Schwarz: Dass um die Figur eine richtige Geschichte entsteht, ist ja im werblichen Bereich eher die Ausnahme, da wart ihr mit den RMV/MTV-Comics schon etwas Besonderes.
Ich mag es, wenn man mit den bekannten Rollenklischees bricht und die Figuren Ecken und Kanten kriegen. Ich bin gern an der Geschichte beteiligt – beim Erarbeiten der Charaktere bekommen sie für mich schon ein Eigenleben.
Was ist ein typisches Vorurteil?
Schwarz: Wir sitzen im stillen Kämmerlein, sind irgendwie verschroben und kommen nicht an die frische Luft. Da ist schon was dran …
Was kannst Du nicht bzw. woran bist Du mal grandios gescheitert?
Schwarz: Portraits von meiner Familie oder Freunden gehen gar nicht. Höchstens mit Knollennasen und Comicaugen.
Ein fahrradfahrendes Pferd von schräg oben. Das ist die Hölle.
Was kann Illustration, was andere Kunstformen nicht können?
Schwarz: Am Anfang steht der Bleistift – und ein leeres Blatt Papier. Und dann ist alles möglich! Planeten knallen aufeinander, Schweine können fliegen, die Zahnfee verliebt sich in einen Holzfäller. Geht alles – mit einfachen Strichen.
Bringt die Tatsache, dass Kommunikation zunehmend digital stattfindet, mehr oder weniger Jobs?
Schwarz: Einige fallen weg (Illus für Print-Kampagnen werden seltener), dafür kommen neue hinzu. Kinder-Apps mache ich z.B. erst seit ein paar Jahren.
Es gibt aber immer noch ein großes Feld an gedruckten Illus. Von T-Shirt-Motiven, Verpackungsillustrationen, Museumsgrafiken, Kinderbüchern oder Adventskalendern und vieles mehr.
Schwarz: Nein, gar nicht! Wie oben schon bemerkt, war es für mich ganz neu, dass wir das mit einer ziemlich freien Geschichte umgesetzt haben. Ich habe auch gemerkt, wie viel Spaß es macht, mit euch bei der Geschichtenentwicklung die Bälle hin und her zu spielen, damit es passt!
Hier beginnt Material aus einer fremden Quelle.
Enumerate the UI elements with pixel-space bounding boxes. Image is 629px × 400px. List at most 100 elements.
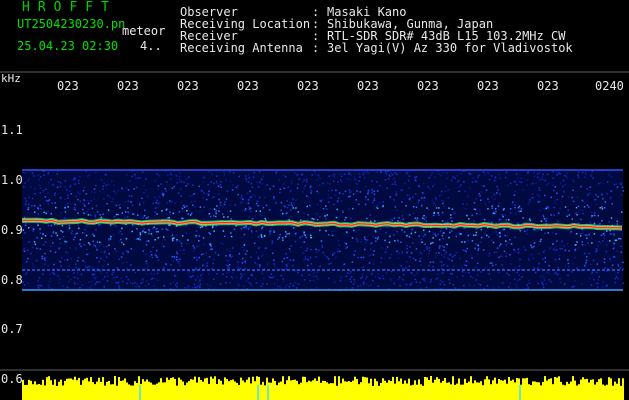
noise-dot bbox=[247, 228, 250, 230]
noise-dot bbox=[133, 213, 136, 216]
amplitude-bar bbox=[112, 384, 114, 400]
noise-dot bbox=[281, 260, 284, 263]
noise-dot bbox=[504, 219, 506, 221]
noise-dot bbox=[247, 202, 250, 205]
noise-dot bbox=[401, 215, 404, 217]
noise-dot bbox=[95, 276, 97, 278]
noise-dot bbox=[372, 263, 375, 265]
noise-dot bbox=[67, 202, 69, 205]
noise-dot bbox=[617, 272, 619, 274]
noise-dot bbox=[310, 192, 312, 194]
noise-dot bbox=[572, 200, 575, 203]
noise-dot bbox=[45, 257, 47, 259]
amplitude-bar bbox=[108, 380, 110, 400]
amplitude-bar bbox=[142, 379, 144, 400]
noise-dot bbox=[103, 259, 105, 262]
x-tick-label: 023 bbox=[537, 79, 559, 93]
noise-dot bbox=[42, 233, 44, 235]
noise-dot bbox=[491, 207, 494, 210]
noise-dot bbox=[353, 176, 356, 179]
noise-dot bbox=[476, 253, 479, 255]
amplitude-bar bbox=[376, 381, 378, 400]
noise-dot bbox=[194, 200, 196, 202]
noise-dot bbox=[502, 282, 504, 285]
noise-dot bbox=[79, 200, 81, 202]
noise-dot bbox=[445, 227, 448, 230]
noise-dot bbox=[544, 257, 546, 259]
noise-dot bbox=[28, 178, 30, 180]
noise-dot bbox=[70, 193, 73, 195]
noise-dot bbox=[313, 272, 315, 275]
noise-dot bbox=[59, 282, 61, 284]
noise-dot bbox=[524, 230, 526, 233]
record-datetime: 25.04.23 02:30 bbox=[17, 39, 119, 53]
noise-dot bbox=[516, 177, 519, 179]
noise-dot bbox=[156, 213, 158, 215]
noise-dot bbox=[564, 265, 567, 267]
noise-dot bbox=[201, 253, 203, 256]
noise-dot bbox=[73, 206, 76, 209]
noise-dot bbox=[441, 200, 443, 202]
noise-dot bbox=[134, 173, 136, 176]
noise-dot bbox=[473, 220, 475, 222]
noise-dot bbox=[50, 224, 53, 227]
noise-dot bbox=[393, 282, 395, 285]
noise-dot bbox=[43, 211, 45, 214]
noise-dot bbox=[520, 208, 523, 210]
noise-dot bbox=[64, 205, 66, 207]
noise-dot bbox=[547, 182, 550, 184]
noise-dot bbox=[326, 214, 328, 216]
noise-dot bbox=[185, 185, 187, 187]
noise-dot bbox=[475, 234, 477, 236]
noise-dot bbox=[616, 186, 619, 188]
noise-dot bbox=[155, 201, 158, 204]
noise-dot bbox=[441, 211, 444, 214]
noise-dot bbox=[225, 255, 227, 257]
meteor-label: meteor bbox=[122, 24, 166, 38]
noise-dot bbox=[285, 253, 287, 255]
noise-dot bbox=[278, 236, 280, 239]
noise-dot bbox=[241, 201, 243, 204]
x-tick-label: 023 bbox=[237, 79, 259, 93]
amplitude-bar bbox=[546, 380, 548, 400]
noise-dot bbox=[560, 201, 563, 203]
noise-dot bbox=[110, 235, 112, 238]
noise-dot bbox=[275, 172, 277, 174]
noise-dot bbox=[350, 276, 353, 278]
noise-dot bbox=[586, 204, 589, 206]
amplitude-bar bbox=[588, 382, 590, 400]
noise-dot bbox=[139, 236, 141, 238]
noise-dot bbox=[504, 176, 507, 179]
noise-dot bbox=[567, 274, 569, 277]
amplitude-bar bbox=[596, 382, 598, 400]
noise-dot bbox=[484, 218, 486, 221]
noise-dot bbox=[180, 195, 182, 197]
noise-dot bbox=[193, 206, 196, 208]
noise-dot bbox=[79, 287, 81, 289]
noise-dot bbox=[475, 279, 477, 281]
noise-dot bbox=[591, 273, 593, 275]
noise-dot bbox=[95, 171, 97, 174]
noise-dot bbox=[244, 209, 246, 212]
noise-dot bbox=[130, 201, 132, 203]
noise-dot bbox=[282, 237, 284, 239]
noise-dot bbox=[98, 261, 100, 263]
noise-dot bbox=[474, 180, 477, 182]
amplitude-bar bbox=[290, 380, 292, 400]
amplitude-bar bbox=[454, 384, 456, 400]
noise-dot bbox=[412, 196, 414, 198]
noise-dot bbox=[433, 183, 435, 186]
noise-dot bbox=[509, 282, 511, 285]
noise-dot bbox=[577, 205, 580, 208]
noise-dot bbox=[193, 283, 196, 286]
noise-dot bbox=[486, 234, 488, 237]
noise-dot bbox=[371, 271, 374, 273]
noise-dot bbox=[244, 253, 247, 255]
amplitude-bar bbox=[104, 385, 106, 400]
noise-dot bbox=[47, 172, 50, 174]
noise-dot bbox=[546, 218, 548, 220]
noise-dot bbox=[25, 204, 27, 206]
noise-dot bbox=[586, 256, 588, 258]
amplitude-bar bbox=[388, 380, 390, 400]
noise-dot bbox=[217, 254, 220, 256]
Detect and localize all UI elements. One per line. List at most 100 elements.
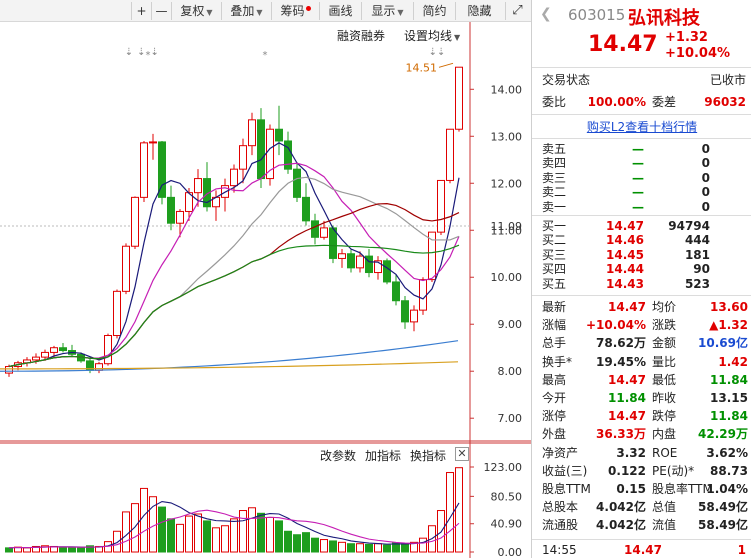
vol-change-params[interactable]: 改参数 [320,447,356,464]
huaxian-button[interactable]: 画线 [319,2,361,20]
ma-settings-label: 设置均线 [404,29,453,43]
stat-label: 外盘 [542,427,567,442]
stats-row: 最新 14.47 均价 13.60 [532,298,751,316]
candle [356,255,364,269]
candle [401,300,409,323]
event-marker-icon: ⇣⁎⇣ [137,47,159,58]
candle [383,260,391,283]
candle [194,178,202,194]
stat-value: 14.47 [608,409,646,424]
quote-panel: ❮ 603015 弘讯科技 14.47 +1.32 +10.04% 交易状态 已… [531,0,751,558]
stat-value: 58.49亿 [698,500,748,515]
price-axis-label: 13.00 [491,130,523,143]
stat-value: 11.84 [710,409,748,424]
stat-label: 最低 [652,372,677,387]
divider [532,114,751,115]
volume-bar [302,532,310,553]
fuquan-label: 复权 [180,4,205,18]
vol-add-indicator[interactable]: 加指标 [365,447,401,464]
chouma-button[interactable]: 筹码 [271,2,319,20]
xianshi-button[interactable]: 显示 ▼ [361,2,413,20]
zoom-in-button[interactable]: + [131,2,151,20]
stats-row: 涨停 14.47 跌停 11.84 [532,407,751,425]
trade-status-label: 交易状态 [542,73,591,87]
l2-link-row: 购买L2查看十档行情 [532,118,751,136]
volume-bar [131,503,139,553]
buy-volume: 523 [684,276,710,291]
price-axis-label: 10.00 [491,271,523,284]
volume-bar [383,544,391,553]
stat-value: 0.15 [616,482,646,496]
zoom-out-button[interactable]: — [151,2,171,20]
ma250-line [0,361,459,370]
candle [338,253,346,259]
last-price: 14.47 [588,32,658,57]
vol-switch-indicator[interactable]: 换指标 [410,447,446,464]
stat-value: 1.04% [706,482,748,496]
candle [5,366,13,374]
tick-row: 14:55 14.47 1 [532,541,751,558]
tick-volume: 1 [737,543,746,557]
volume-bar [311,537,319,553]
trade-status-value: 已收市 [709,73,746,87]
stat-value: 0.122 [608,463,646,478]
jianyue-button[interactable]: 简约 [413,2,455,20]
fullscreen-icon[interactable]: ⤢ [505,2,529,20]
stats-row: 股息TTM 0.15 股息率TTM 1.04% [532,480,751,498]
vol-axis-label: 40.90 [491,518,523,531]
stat-value: 88.73 [710,463,748,478]
diejia-button[interactable]: 叠加 ▼ [221,2,271,20]
candle [392,281,400,302]
stat-label: ROE [652,445,678,460]
ma-settings-menu[interactable]: 设置均线 ▼ [404,27,460,44]
stat-label: 最新 [542,300,567,314]
stat-label: 总值 [652,500,677,515]
stat-label: 均价 [652,300,677,314]
candle [347,253,355,269]
trade-status-row: 交易状态 已收市 [532,71,751,89]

Zweite Frage dazu: Zufrieden mit dem Ergebnis?
Schwarz: Ja, sehr.
Was sind deine Stärken als Zeichner?
Schwarz: Vielleicht, dass ich das Gefühl habe, es gibt immer eine Lösung. Mein Stil ist relativ klar, da fühle ich mich sicher. Ich habe da auch schnell ein Bild vor Augen, wie eine Sache aussehen soll.
Was die Schwächen?
Schwarz: Manchmal fühle ich mich etwas eingeschränkt in meinen gestalterischen Möglichkeiten. Ich würde gern wieder etwas mehr zurück zu „kleckern, kleben, Ateliergeruch“. Aber das kann ja auch erstmal Hobby werden.
Welches Projekt würdest Du gern noch machen?
Schwarz: Für Themen wie Klimaschutz, „Kinder stark machen“, gegen Rassismus bin ich immer zu haben!
Das Thema Animation lässt mich nicht los. Meine eigenen Charaktere im Film laufen zu sehen, wäre großartig!
Was war das Ungewöhnlichste, was Du machen durftest?
Schwarz: Meine größte Illustration war der „Weihnachtsflieger“ für AirBerlin. Eine Illu über die komplette Seitenfläche einer Boeing. Allein meine Signatur war da schon fast zwei Meter lang … Meine kleinste waren Sternzeichen für eine Ringgravur.